7 Mayıs’ta Hür Üniversitesi’nde, yaklaşık 150 öğrenci Filistin’e destek vermek amacıyla çadırlar kurarak dayanışma kampı oluşturdu. Ancak polis, bu barışçıl eyleme müdahale ederek, birçok öğrenciyi gözaltına aldı. Üniversite yönetiminden, gözaltına alınan öğrenciler hakkındaki suç duyurularının geri çekilmesi ve Filistin ile dayanışma gösterilerine izin verilmesi istendi…
Öğrenciler, Bild gazetesine ve Eğitim ve Araştırma Bakanı Bettina Stark-Watzinger’e tepki gösterdi. Bild gazetesi, Filistin’e destek veren öğretim üyelerini hedef gösteren açık mektuplar yayımladı. Bu durum, öğrenci ve akademisyenler arasında büyük tepki topladı. Eğitim Bakanı da açık mektubu eleştirerek tartışmaları daha da alevlendirdi.

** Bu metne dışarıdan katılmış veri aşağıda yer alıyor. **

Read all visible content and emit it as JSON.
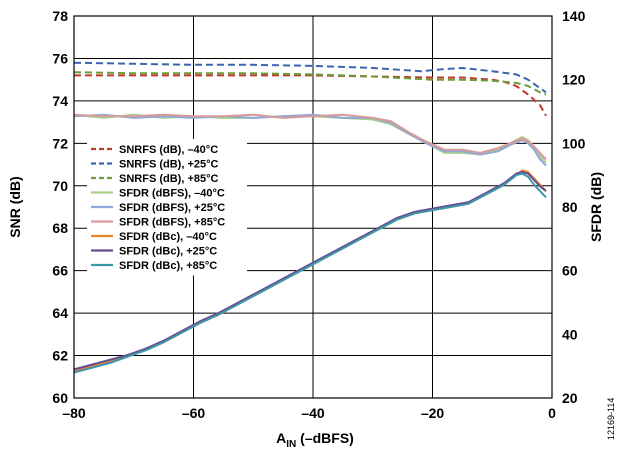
{
  "chart_data": {
    "type": "line",
    "xlabel_main": "A",
    "xlabel_sub": "IN",
    "xlabel_rest": " (–dBFS)",
    "ylabel_left": "SNR (dB)",
    "ylabel_right": "SFDR (dB)",
    "figure_id": "12169-114",
    "xlim": [
      -80,
      0
    ],
    "ylim_left": [
      60,
      78
    ],
    "ylim_right": [
      20,
      140
    ],
    "xticks": [
      -80,
      -60,
      -40,
      -20,
      0
    ],
    "xtick_labels": [
      "–80",
      "–60",
      "–40",
      "–20",
      "0"
    ],
    "yticks_left": [
      60,
      62,
      64,
      66,
      68,
      70,
      72,
      74,
      76,
      78
    ],
    "yticks_right": [
      20,
      40,
      60,
      80,
      100,
      120,
      140
    ],
    "grid": true,
    "legend_position": "left",
    "series": [
      {
        "name": "SNRFS (dB), –40°C",
        "axis": "left",
        "color": "#c0392b",
        "dashed": true,
        "x": [
          -80,
          -70,
          -60,
          -50,
          -40,
          -30,
          -20,
          -15,
          -10,
          -8,
          -6,
          -4,
          -2,
          -1
        ],
        "y": [
          75.2,
          75.2,
          75.2,
          75.2,
          75.2,
          75.15,
          75.1,
          75.1,
          75.0,
          74.9,
          74.7,
          74.3,
          73.8,
          73.3
        ]
      },
      {
        "name": "SNRFS (dB), +25°C",
        "axis": "left",
        "color": "#3a66b0",
        "dashed": true,
        "x": [
          -80,
          -70,
          -60,
          -50,
          -40,
          -30,
          -22,
          -18,
          -15,
          -10,
          -6,
          -4,
          -2,
          -1
        ],
        "y": [
          75.8,
          75.75,
          75.7,
          75.7,
          75.65,
          75.55,
          75.4,
          75.5,
          75.55,
          75.4,
          75.25,
          75.0,
          74.6,
          74.4
        ]
      },
      {
        "name": "SNRFS (dB), +85°C",
        "axis": "left",
        "color": "#6f9a38",
        "dashed": true,
        "x": [
          -80,
          -70,
          -60,
          -50,
          -40,
          -30,
          -20,
          -15,
          -10,
          -8,
          -6,
          -4,
          -2,
          -1
        ],
        "y": [
          75.35,
          75.3,
          75.3,
          75.3,
          75.25,
          75.15,
          75.0,
          75.0,
          74.95,
          74.9,
          74.85,
          74.7,
          74.4,
          74.3
        ]
      },
      {
        "name": "SFDR (dBFS), –40°C",
        "axis": "right",
        "color": "#a8cf8a",
        "dashed": false,
        "x": [
          -80,
          -75,
          -70,
          -65,
          -60,
          -55,
          -50,
          -45,
          -40,
          -35,
          -30,
          -27,
          -24,
          -21,
          -18,
          -15,
          -12,
          -9,
          -7,
          -5,
          -4,
          -3,
          -2,
          -1
        ],
        "y": [
          109,
          108,
          109,
          108,
          108.5,
          108,
          108,
          108.5,
          108.5,
          108,
          107.5,
          106,
          103,
          100,
          97,
          97,
          96.5,
          98,
          100,
          102,
          101,
          99,
          96,
          94
        ]
      },
      {
        "name": "SFDR (dBFS), +25°C",
        "axis": "right",
        "color": "#8fa8d8",
        "dashed": false,
        "x": [
          -80,
          -75,
          -70,
          -65,
          -60,
          -55,
          -50,
          -45,
          -40,
          -35,
          -30,
          -27,
          -24,
          -21,
          -18,
          -15,
          -12,
          -9,
          -7,
          -5,
          -4,
          -3,
          -2,
          -1
        ],
        "y": [
          108.5,
          109,
          108,
          108.5,
          108,
          108.5,
          108,
          108.5,
          109,
          108,
          108,
          106.5,
          103,
          100,
          97.5,
          97.5,
          96.5,
          97.5,
          99.5,
          101,
          100,
          98,
          95,
          93
        ]
      },
      {
        "name": "SFDR (dBFS), +85°C",
        "axis": "right",
        "color": "#d99a9a",
        "dashed": false,
        "x": [
          -80,
          -75,
          -70,
          -65,
          -60,
          -55,
          -50,
          -45,
          -40,
          -35,
          -30,
          -27,
          -24,
          -21,
          -18,
          -15,
          -12,
          -9,
          -7,
          -5,
          -4,
          -3,
          -2,
          -1
        ],
        "y": [
          109,
          108.5,
          108.5,
          109,
          108.5,
          108.5,
          109,
          108,
          108.5,
          109,
          108,
          107,
          103.5,
          100.5,
          98,
          98,
          97,
          98.5,
          100,
          101.5,
          100.5,
          99,
          97,
          95
        ]
      },
      {
        "name": "SFDR (dBc), –40°C",
        "axis": "right",
        "color": "#e8842c",
        "dashed": false,
        "x": [
          -80,
          -77,
          -74,
          -71,
          -68,
          -65,
          -62,
          -59,
          -56,
          -53,
          -50,
          -47,
          -44,
          -41,
          -38,
          -35,
          -32,
          -29,
          -26,
          -23,
          -20,
          -17,
          -14,
          -11,
          -8,
          -6,
          -5,
          -4,
          -3,
          -2,
          -1
        ],
        "y": [
          28.5,
          30,
          31.5,
          33,
          35.5,
          37.5,
          40.5,
          43.5,
          46,
          49,
          52,
          55,
          58,
          61,
          64,
          67,
          70,
          73,
          76,
          78,
          79,
          80,
          81,
          84,
          87,
          90,
          91.5,
          91,
          89,
          87,
          85
        ]
      },
      {
        "name": "SFDR (dBc), +25°C",
        "axis": "right",
        "color": "#6a4c93",
        "dashed": false,
        "x": [
          -80,
          -77,
          -74,
          -71,
          -68,
          -65,
          -62,
          -59,
          -56,
          -53,
          -50,
          -47,
          -44,
          -41,
          -38,
          -35,
          -32,
          -29,
          -26,
          -23,
          -20,
          -17,
          -14,
          -11,
          -8,
          -6,
          -5,
          -4,
          -3,
          -2,
          -1
        ],
        "y": [
          29,
          30.5,
          32,
          33.5,
          35.5,
          38,
          41,
          44,
          46.5,
          49.5,
          52.5,
          55.5,
          58.5,
          61.5,
          64.5,
          67.5,
          70.5,
          73.5,
          76.5,
          78.5,
          79.5,
          80.5,
          81.5,
          84.5,
          87.5,
          90.5,
          91,
          90.5,
          88.5,
          86.5,
          85
        ]
      },
      {
        "name": "SFDR (dBc), +85°C",
        "axis": "right",
        "color": "#3a98a8",
        "dashed": false,
        "x": [
          -80,
          -77,
          -74,
          -71,
          -68,
          -65,
          -62,
          -59,
          -56,
          -53,
          -50,
          -47,
          -44,
          -41,
          -38,
          -35,
          -32,
          -29,
          -26,
          -23,
          -20,
          -17,
          -14,
          -11,
          -8,
          -6,
          -5,
          -4,
          -3,
          -2,
          -1
        ],
        "y": [
          28,
          29.5,
          31,
          33,
          35,
          37.5,
          40.5,
          43.5,
          46,
          49,
          52,
          55,
          58,
          61,
          64,
          67,
          70,
          73,
          76,
          78,
          79,
          80,
          81,
          84,
          87,
          90,
          90.5,
          89.5,
          87,
          85,
          83
        ]
      }
    ]
  }
}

Berlin Hür Üniversitesi Öğretim Üyesi Prof. Dr. Hajo Funke, bu durumu şiddetle eleştirdi. Funke, Bild’in ve Bakan Stark-Watzinger’in tutumlarının, akademik özgürlüğü tehdit ettiğini belirtti. Prof. Dr. Funke, “Bu durum, ABD’deki McCarthy dönemini anımsatıyor. İnsanlara iftira atmamalı ve akademik özgürlüğü tehlikeye atmamalıyız” dedi.
Berlin’de polis, Filistin destekçilerine yönelik sert müdahaleleriyle dikkat çekti. 3 Mayıs’ta, Humboldt Üniversitesi bahçesinde oturma eylemi yapan Filistin destekçileri polis tarafından dağıtıldı. Çok sayıda öğrenci gözaltına alındı. Aynı şekilde, 7 Mayıs’ta Hür Üniversitesi’nde yapılan barışçıl eyleme de polis müdahale etti. Polis şiddeti, öğrenciler ve akademisyenler tarafından kınandı.

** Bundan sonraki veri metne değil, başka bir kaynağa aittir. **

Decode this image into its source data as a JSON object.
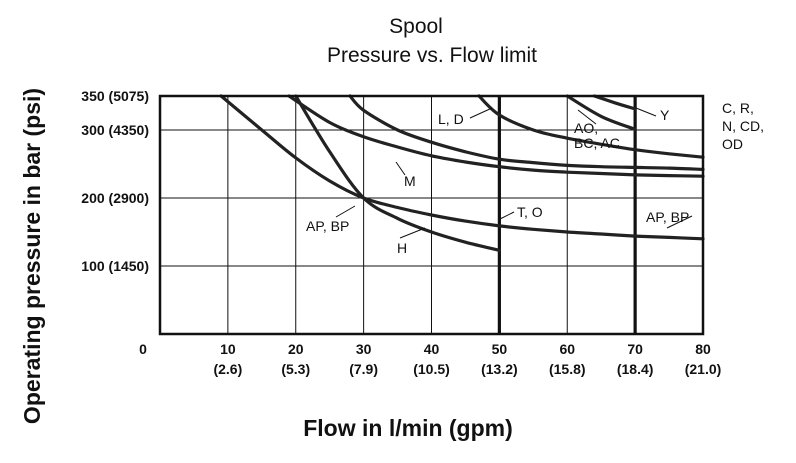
{
  "chart_data": {
    "type": "line",
    "title": "Spool",
    "subtitle": "Pressure vs. Flow limit",
    "xlabel": "Flow in l/min (gpm)",
    "ylabel": "Operating pressure in bar (psi)",
    "xlim": [
      0,
      80
    ],
    "ylim": [
      0,
      350
    ],
    "x_origin_label": "0",
    "x_ticks": [
      {
        "value": 10,
        "label": "10",
        "sub": "(2.6)"
      },
      {
        "value": 20,
        "label": "20",
        "sub": "(5.3)"
      },
      {
        "value": 30,
        "label": "30",
        "sub": "(7.9)"
      },
      {
        "value": 40,
        "label": "40",
        "sub": "(10.5)"
      },
      {
        "value": 50,
        "label": "50",
        "sub": "(13.2)"
      },
      {
        "value": 60,
        "label": "60",
        "sub": "(15.8)"
      },
      {
        "value": 70,
        "label": "70",
        "sub": "(18.4)"
      },
      {
        "value": 80,
        "label": "80",
        "sub": "(21.0)"
      }
    ],
    "y_ticks": [
      {
        "value": 100,
        "label": "100 (1450)"
      },
      {
        "value": 200,
        "label": "200 (2900)"
      },
      {
        "value": 300,
        "label": "300 (4350)"
      },
      {
        "value": 350,
        "label": "350 (5075)"
      }
    ],
    "grid": true,
    "series": [
      {
        "name": "AP, BP",
        "x": [
          9,
          15,
          20,
          25,
          30,
          35,
          40,
          45,
          50,
          55,
          60,
          65,
          70,
          75,
          80
        ],
        "y": [
          350,
          300,
          259,
          225,
          200,
          186,
          175,
          166,
          159,
          154,
          150,
          147,
          144,
          142,
          140
        ]
      },
      {
        "name": "H",
        "x": [
          20,
          25,
          30,
          35,
          40,
          45,
          50
        ],
        "y": [
          350,
          268,
          200,
          170,
          150,
          135,
          123
        ]
      },
      {
        "name": "M",
        "x": [
          19,
          25,
          30,
          35,
          40,
          45,
          50,
          55,
          60,
          65,
          70,
          75,
          80
        ],
        "y": [
          350,
          311,
          290,
          275,
          262,
          253,
          246,
          241,
          238,
          236,
          234,
          233,
          232
        ]
      },
      {
        "name": "C, R, N, CD, OD",
        "x": [
          28,
          30,
          35,
          40,
          45,
          50,
          55,
          60,
          65,
          70,
          75,
          80
        ],
        "y": [
          350,
          329,
          300,
          282,
          268,
          257,
          252,
          248,
          246,
          245,
          244,
          242
        ]
      },
      {
        "name": "L, D",
        "x": [
          47,
          50,
          55,
          60,
          65,
          70,
          75,
          80
        ],
        "y": [
          350,
          322,
          300,
          288,
          279,
          271,
          265,
          260
        ]
      },
      {
        "name": "AO, BC, AC",
        "x": [
          60,
          65,
          70
        ],
        "y": [
          350,
          320,
          301
        ]
      },
      {
        "name": "Y",
        "x": [
          64,
          67,
          70
        ],
        "y": [
          350,
          340,
          331
        ]
      }
    ],
    "limits": [
      {
        "name": "T, O",
        "x": 50
      },
      {
        "name": "AP, BP",
        "x": 70
      }
    ],
    "annotations": [
      {
        "text": "L, D"
      },
      {
        "text": "M"
      },
      {
        "text": "AP, BP"
      },
      {
        "text": "H"
      },
      {
        "text": "T, O"
      },
      {
        "text": "AO,"
      },
      {
        "text": "BC, AC"
      },
      {
        "text": "Y"
      },
      {
        "text": "C, R,"
      },
      {
        "text": "N, CD,"
      },
      {
        "text": "OD"
      },
      {
        "text": "AP, BP"
      }
    ]
  }
}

Prof. Dr. Hajo Funke, polis müdahalesinin gereksiz olduğunu vurguladı. “Geçen salı günkü polis operasyonu, yaşadığım en acımasız operasyonlardan biriydi” dedi. Funke, üniversite yönetiminin olay yerinde bulunması ve polisle iletişim kurarak şiddeti engellemesi gerektiğini ifade etti.

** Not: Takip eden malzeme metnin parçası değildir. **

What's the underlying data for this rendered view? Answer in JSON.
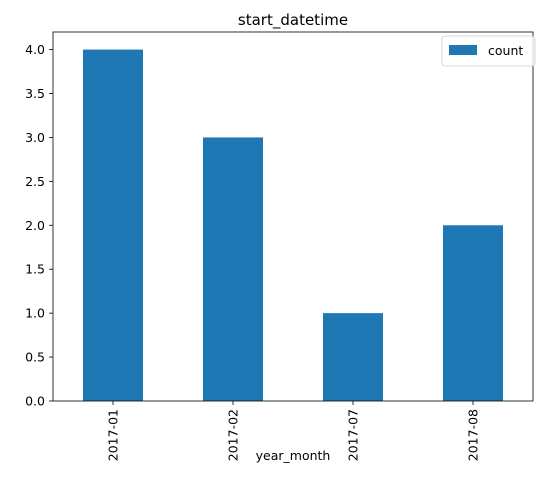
{
  "chart_data": {
    "type": "bar",
    "title": "start_datetime",
    "xlabel": "year_month",
    "ylabel": "",
    "categories": [
      "2017-01",
      "2017-02",
      "2017-07",
      "2017-08"
    ],
    "series": [
      {
        "name": "count",
        "values": [
          4.0,
          3.0,
          1.0,
          2.0
        ]
      }
    ],
    "ylim": [
      0,
      4.2
    ],
    "yticks": [
      0.0,
      0.5,
      1.0,
      1.5,
      2.0,
      2.5,
      3.0,
      3.5,
      4.0
    ],
    "ytick_labels": [
      "0.0",
      "0.5",
      "1.0",
      "1.5",
      "2.0",
      "2.5",
      "3.0",
      "3.5",
      "4.0"
    ],
    "xtick_rotation": "vertical",
    "grid": false,
    "legend_position": "upper-right",
    "colors": {
      "bar": "#1f77b4",
      "axes": "#000000",
      "background": "#ffffff",
      "legend_border": "#cccccc"
    }
  }
}
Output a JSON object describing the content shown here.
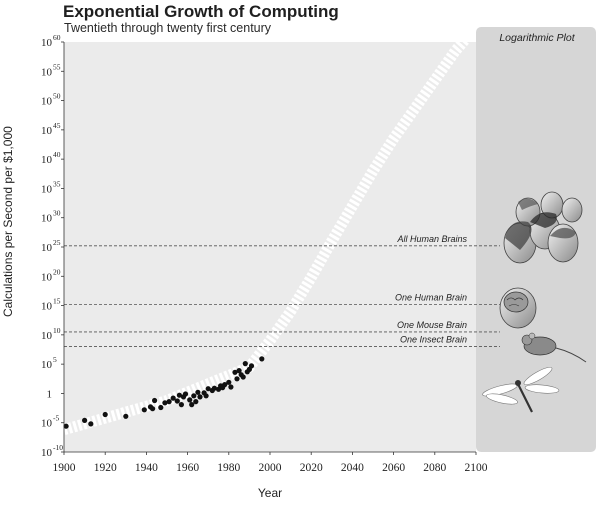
{
  "title": "Exponential Growth of Computing",
  "subtitle": "Twentieth through twenty first century",
  "panel_label": "Logarithmic Plot",
  "colors": {
    "plot_bg": "#ebebeb",
    "panel_bg": "#d6d6d6",
    "dot": "#111111",
    "trend": "#ffffff",
    "dashed": "#555555"
  },
  "chart_data": {
    "type": "scatter",
    "title": "Exponential Growth of Computing",
    "subtitle": "Twentieth through twenty first century",
    "xlabel": "Year",
    "ylabel": "Calculations per Second per $1,000",
    "xlim": [
      1900,
      2100
    ],
    "ylim": [
      -10,
      60
    ],
    "y_scale": "log10",
    "grid": false,
    "x_ticks": [
      "1900",
      "1920",
      "1940",
      "1960",
      "1980",
      "2000",
      "2020",
      "2040",
      "2060",
      "2080",
      "2100"
    ],
    "y_ticks": [
      {
        "base": "10",
        "exp": "60"
      },
      {
        "base": "10",
        "exp": "55"
      },
      {
        "base": "10",
        "exp": "50"
      },
      {
        "base": "10",
        "exp": "45"
      },
      {
        "base": "10",
        "exp": "40"
      },
      {
        "base": "10",
        "exp": "35"
      },
      {
        "base": "10",
        "exp": "30"
      },
      {
        "base": "10",
        "exp": "25"
      },
      {
        "base": "10",
        "exp": "20"
      },
      {
        "base": "10",
        "exp": "15"
      },
      {
        "base": "10",
        "exp": "10"
      },
      {
        "base": "10",
        "exp": "5"
      },
      {
        "base": "1",
        "exp": ""
      },
      {
        "base": "10",
        "exp": "-5"
      },
      {
        "base": "10",
        "exp": "-10"
      }
    ],
    "y_tick_values": [
      60,
      55,
      50,
      45,
      40,
      35,
      30,
      25,
      20,
      15,
      10,
      5,
      0,
      -5,
      -10
    ],
    "x_tick_values": [
      1900,
      1920,
      1940,
      1960,
      1980,
      2000,
      2020,
      2040,
      2060,
      2080,
      2100
    ],
    "reference_lines": [
      {
        "label": "All Human Brains",
        "y": 25.2
      },
      {
        "label": "One Human Brain",
        "y": 15.2
      },
      {
        "label": "One Mouse Brain",
        "y": 10.5
      },
      {
        "label": "One Insect Brain",
        "y": 8.0
      }
    ],
    "series": [
      {
        "points": [
          [
            1901,
            -5.6
          ],
          [
            1910,
            -4.6
          ],
          [
            1913,
            -5.2
          ],
          [
            1920,
            -3.6
          ],
          [
            1930,
            -3.9
          ],
          [
            1939,
            -2.8
          ],
          [
            1942,
            -2.3
          ],
          [
            1943,
            -2.6
          ],
          [
            1944,
            -1.2
          ],
          [
            1947,
            -2.4
          ],
          [
            1949,
            -1.6
          ],
          [
            1951,
            -1.4
          ],
          [
            1953,
            -0.8
          ],
          [
            1955,
            -1.3
          ],
          [
            1956,
            -0.3
          ],
          [
            1957,
            -1.9
          ],
          [
            1958,
            -0.6
          ],
          [
            1959,
            -0.1
          ],
          [
            1961,
            -1.1
          ],
          [
            1962,
            -1.9
          ],
          [
            1963,
            -0.4
          ],
          [
            1964,
            -1.4
          ],
          [
            1965,
            0.2
          ],
          [
            1966,
            -0.6
          ],
          [
            1968,
            0.1
          ],
          [
            1969,
            -0.4
          ],
          [
            1970,
            0.8
          ],
          [
            1972,
            0.5
          ],
          [
            1973,
            0.9
          ],
          [
            1975,
            0.7
          ],
          [
            1976,
            1.3
          ],
          [
            1977,
            1.0
          ],
          [
            1978,
            1.5
          ],
          [
            1980,
            1.9
          ],
          [
            1981,
            1.1
          ],
          [
            1983,
            3.6
          ],
          [
            1984,
            2.5
          ],
          [
            1985,
            3.9
          ],
          [
            1986,
            3.2
          ],
          [
            1987,
            2.8
          ],
          [
            1988,
            5.1
          ],
          [
            1989,
            3.7
          ],
          [
            1990,
            4.1
          ],
          [
            1991,
            4.7
          ],
          [
            1996,
            5.9
          ]
        ]
      }
    ],
    "trend": [
      [
        1900,
        -6.2
      ],
      [
        1950,
        -1.2
      ],
      [
        1990,
        4.5
      ],
      [
        2000,
        9
      ],
      [
        2010,
        14
      ],
      [
        2020,
        19.8
      ],
      [
        2030,
        26
      ],
      [
        2040,
        32
      ],
      [
        2050,
        38
      ],
      [
        2060,
        43.5
      ],
      [
        2070,
        48.5
      ],
      [
        2080,
        53.5
      ],
      [
        2090,
        58.5
      ],
      [
        2095,
        60.5
      ]
    ]
  }
}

Berlin’deki öğrenci protestoları, akademik özgürlük ve ifade hakkı konusundaki tartışmaları yeniden gündeme getirdi. Öğrenciler, Filistin’e destek vermenin ve bu konuda seslerini duyurmanın akademik bir hak olduğunu savundu. Üniversitelerdeki bu tür eylemlerin, öğrencilerin düşüncelerini özgürce ifade etmeleri açısından önemli olduğuna dikkat çekildi.
Bild gazetesinin ve Eğitim Bakanı’nın tutumları, Almanya’da akademik özgürlük konusunda ciddi endişelere yol açtı. Öğrenciler, bu baskılara karşı durarak, ifade özgürlüğünü savunmaya devam edeceklerini belirttiler. Bu süreçte, akademik çevreler ve öğrenci toplulukları arasında dayanışma arttı.
Berlin’deki protestolar, öğrenci ve akademisyenlerin birlikte direnmesiyle dikkat çekti. Gösterilere katılan akademisyenler, öğrencilere destek vererek, onların yanında yer aldılar. Bu birliktelik, Filistin destekçilerine yönelik baskılara karşı güçlü bir duruş sergiledi.
Gösterilere katılan öğrenciler, yayımladıkları açık mektuplarla, polis şiddetini ve Alman basınının kışkırtıcı rolünü kınadı. Akademisyenler de öğrencilere destek vererek, Filistin ile dayanışma mesajları verdiler. Bu dayanışma, Berlin’deki protestoların gücünü artırdı ve seslerini daha güçlü duyurmalarını sağladı.